My academic background is in brain imaging, cognitive neuroscience, and psychosis research, with a strong focus on the biological mechanisms underlying severe mental illness. I hold an undergraduate degree in Psychology and a Master’s degree in Brain Imaging and Cognitive Neuroscience. I am a trained MRI operator with hands-on experience in functional MRI (fMRI), structural MRI (sMRI), magnetic resonance spectroscopy (MRS), and diffusion tensor imaging (DTI). I am well-versed in MRI data analysis, MRI safety procedures, and participant screening.

My research includes work with large-scale datasets, where I have developed machine learning models to classify psychiatric phenotypes using neuroimaging and inflammatory biomarkers.

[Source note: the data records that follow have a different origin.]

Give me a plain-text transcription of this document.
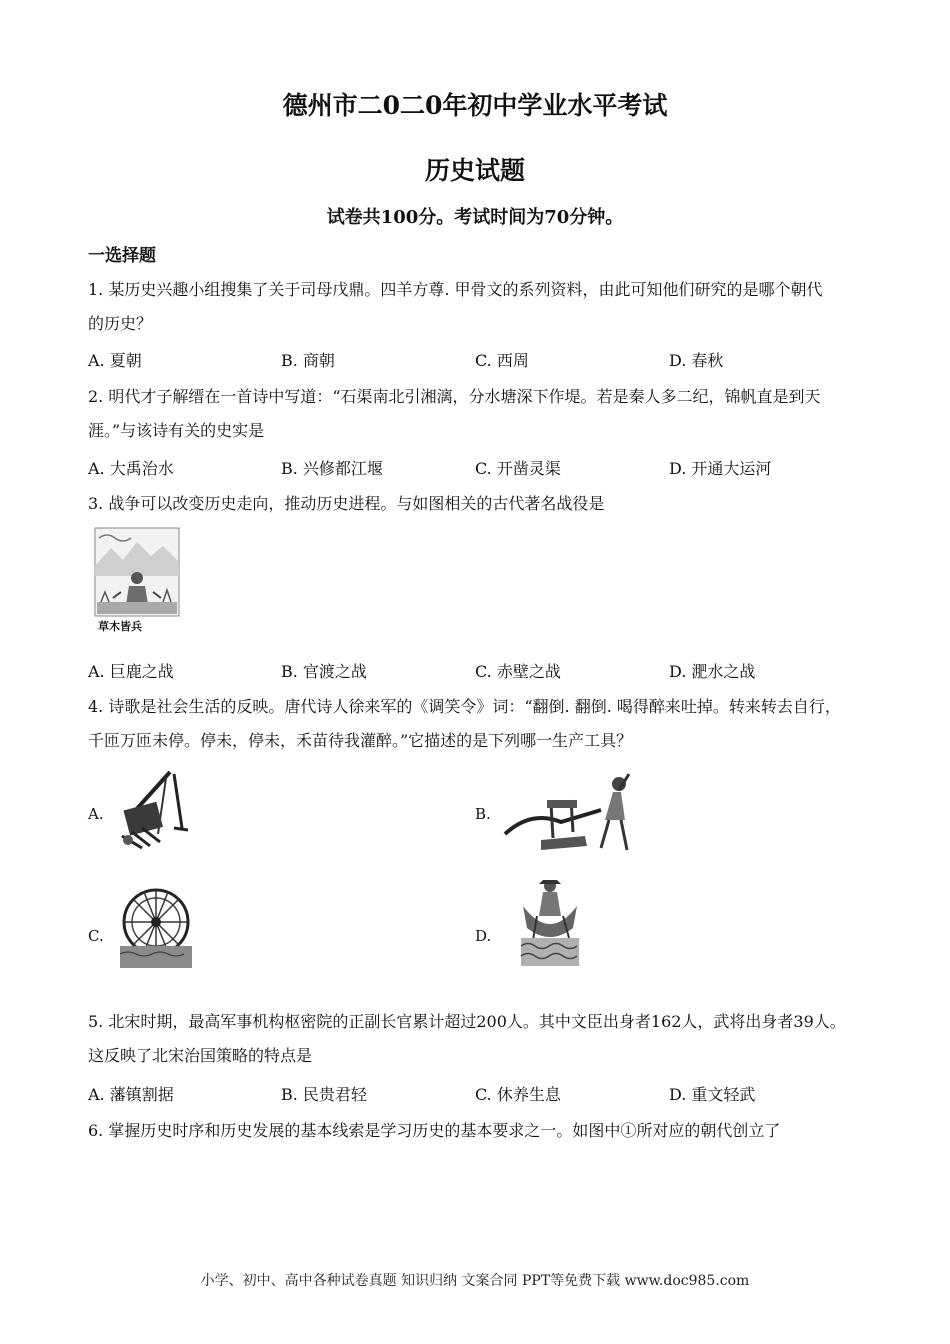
德州市二0二0年初中学业水平考试
历史试题
试卷共100分。考试时间为70分钟。
一选择题
1. 某历史兴趣小组搜集了关于司母戊鼎。四羊方尊. 甲骨文的系列资料，由此可知他们研究的是哪个朝代
的历史？
A. 夏朝	B. 商朝	C. 西周	D. 春秋
2. 明代才子解缙在一首诗中写道：“石渠南北引湘漓，分水塘深下作堤。若是秦人多二纪，锦帆直是到天
涯。”与该诗有关的史实是
A. 大禹治水	B. 兴修都江堰	C. 开凿灵渠	D. 开通大运河
3. 战争可以改变历史走向，推动历史进程。与如图相关的古代著名战役是
草木皆兵
A. 巨鹿之战	B. 官渡之战	C. 赤壁之战	D. 淝水之战
4. 诗歌是社会生活的反映。唐代诗人徐来军的《调笑令》词：“翻倒. 翻倒. 喝得醉来吐掉。转来转去自行，
千匝万匝未停。停未，停未，禾苗待我灌醉。”它描述的是下列哪一生产工具？
A.	B.
C.	D.
5. 北宋时期，最高军事机构枢密院的正副长官累计超过200人。其中文臣出身者162人，武将出身者39人。
这反映了北宋治国策略的特点是
A. 藩镇割据	B. 民贵君轻	C. 休养生息	D. 重文轻武
6. 掌握历史时序和历史发展的基本线索是学习历史的基本要求之一。如图中①所对应的朝代创立了
小学、初中、高中各种试卷真题 知识归纳 文案合同 PPT等免费下载 www.doc985.com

I am particularly interested in developing computational tools to identify biologically informed biomarkers that can support personalised treatment approaches in psychiatry.

Alongside my computational research, I have extensive experience working directly with individuals experiencing mental health difficulties, including participant recruitment, informed consent, and clinical assessments. I also bring wet-lab expertise, enabling me to bridge basic neuroscience and clinical research. By integrating biochemical, neuroimaging, and computational approaches, I aim to develop data-driven models of severe mental illness that ultimately improve treatment outcomes.